Integrating Whole-Exome Sequencing with Clinical and Histopathological Endpoints in Chemoprevention Studies: A Framework for Mechanistically Informed Prevention Trials
Keywords:
whole-exome sequencing, chemoprevention, dysplasia, biomarkers, loss of heterozygosity, composite endpoints, causal inference, oral cancer preventionAbstract
The integration of whole-exome sequencing (WES) with classical clinical and histopathological endpoints represents a paradigm shift in cancer chemoprevention trial design, enabling mechanistically informed patient stratification and molecular monitoring of intervention efficacy. This review examines the state-of-the-art in multi-endpoint chemoprevention studies, with emphasis on (1) correlating somatic mutations detected via WES with histopathological dysplasia grade and regression, (2) designing chemoprevention trials with composite endpoints combining molecular, histological, and clinical measures, and (3) strengthening causal inference regarding biomarker-guided interventions through mediation analysis, reverse validation, and mechanistic studies.
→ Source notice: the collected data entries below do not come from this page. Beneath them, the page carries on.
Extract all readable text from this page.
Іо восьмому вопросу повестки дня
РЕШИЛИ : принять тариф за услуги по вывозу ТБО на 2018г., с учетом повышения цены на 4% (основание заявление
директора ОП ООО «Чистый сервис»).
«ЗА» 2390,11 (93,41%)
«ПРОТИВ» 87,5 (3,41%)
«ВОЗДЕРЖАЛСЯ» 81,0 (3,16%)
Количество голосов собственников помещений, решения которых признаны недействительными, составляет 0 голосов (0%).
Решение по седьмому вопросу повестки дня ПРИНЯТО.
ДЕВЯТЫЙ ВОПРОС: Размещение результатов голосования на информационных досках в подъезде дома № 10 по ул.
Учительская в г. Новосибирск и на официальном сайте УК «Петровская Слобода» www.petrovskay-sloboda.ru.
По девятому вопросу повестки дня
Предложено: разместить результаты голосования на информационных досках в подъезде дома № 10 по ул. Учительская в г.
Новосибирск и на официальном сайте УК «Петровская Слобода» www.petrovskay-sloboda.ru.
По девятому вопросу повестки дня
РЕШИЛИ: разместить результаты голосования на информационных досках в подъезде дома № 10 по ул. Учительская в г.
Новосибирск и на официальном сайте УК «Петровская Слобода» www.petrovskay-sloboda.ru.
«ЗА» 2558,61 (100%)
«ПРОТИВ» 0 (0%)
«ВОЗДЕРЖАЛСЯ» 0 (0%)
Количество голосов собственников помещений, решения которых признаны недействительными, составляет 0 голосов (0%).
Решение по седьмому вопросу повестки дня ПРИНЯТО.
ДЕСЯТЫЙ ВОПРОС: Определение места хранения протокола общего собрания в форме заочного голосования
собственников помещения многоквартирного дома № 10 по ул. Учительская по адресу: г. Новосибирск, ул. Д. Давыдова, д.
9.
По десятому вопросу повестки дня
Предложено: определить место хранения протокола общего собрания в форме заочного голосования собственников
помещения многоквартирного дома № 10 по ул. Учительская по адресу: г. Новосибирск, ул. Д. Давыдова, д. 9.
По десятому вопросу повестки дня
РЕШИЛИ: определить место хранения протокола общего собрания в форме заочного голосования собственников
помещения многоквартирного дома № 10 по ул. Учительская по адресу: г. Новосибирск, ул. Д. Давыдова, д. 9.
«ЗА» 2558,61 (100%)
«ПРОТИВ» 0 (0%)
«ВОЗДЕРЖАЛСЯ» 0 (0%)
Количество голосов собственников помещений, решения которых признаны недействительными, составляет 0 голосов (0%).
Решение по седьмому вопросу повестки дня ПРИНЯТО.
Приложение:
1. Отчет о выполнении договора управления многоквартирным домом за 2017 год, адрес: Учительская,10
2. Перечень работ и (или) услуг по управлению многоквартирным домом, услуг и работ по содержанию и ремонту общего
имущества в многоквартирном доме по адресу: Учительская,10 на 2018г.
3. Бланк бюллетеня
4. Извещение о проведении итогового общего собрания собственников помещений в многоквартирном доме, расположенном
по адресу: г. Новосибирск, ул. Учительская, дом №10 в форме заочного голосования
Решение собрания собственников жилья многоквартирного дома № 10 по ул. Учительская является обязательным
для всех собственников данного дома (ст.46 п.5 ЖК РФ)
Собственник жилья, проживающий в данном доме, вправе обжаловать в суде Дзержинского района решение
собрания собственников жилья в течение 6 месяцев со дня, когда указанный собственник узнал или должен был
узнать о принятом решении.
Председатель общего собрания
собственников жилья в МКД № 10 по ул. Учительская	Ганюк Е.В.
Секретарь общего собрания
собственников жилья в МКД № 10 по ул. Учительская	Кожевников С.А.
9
We synthesize evidence from landmark studies including the Oral Cancer Prediction Longitudinal Study (LOH validation), Erlotinib Prevention of Oral Cancer (EPOC) trial, Mallery freeze-dried black raspberry trial, and emerging protocols such as the SAVER (Sodium Valproate for Epithelial Dysplasia) trial. Key challenges addressed include the dysplasia paradox (wherein histology is a poor independent predictor of progression), the surrogate endpoint paradox (wherein biomarker improvement does not guarantee clinical benefit), intratumor heterogeneity, field cancerization, and technical standardization of WES for clinical-grade implementation. We provide a practical framework for integrating WES data with endpoints, discuss FDA biomarker qualification pathways, and outline future directions including multi-omic integration, liquid biopsy-based monitoring, and artificial intelligence-driven discovery of progression biomarkers.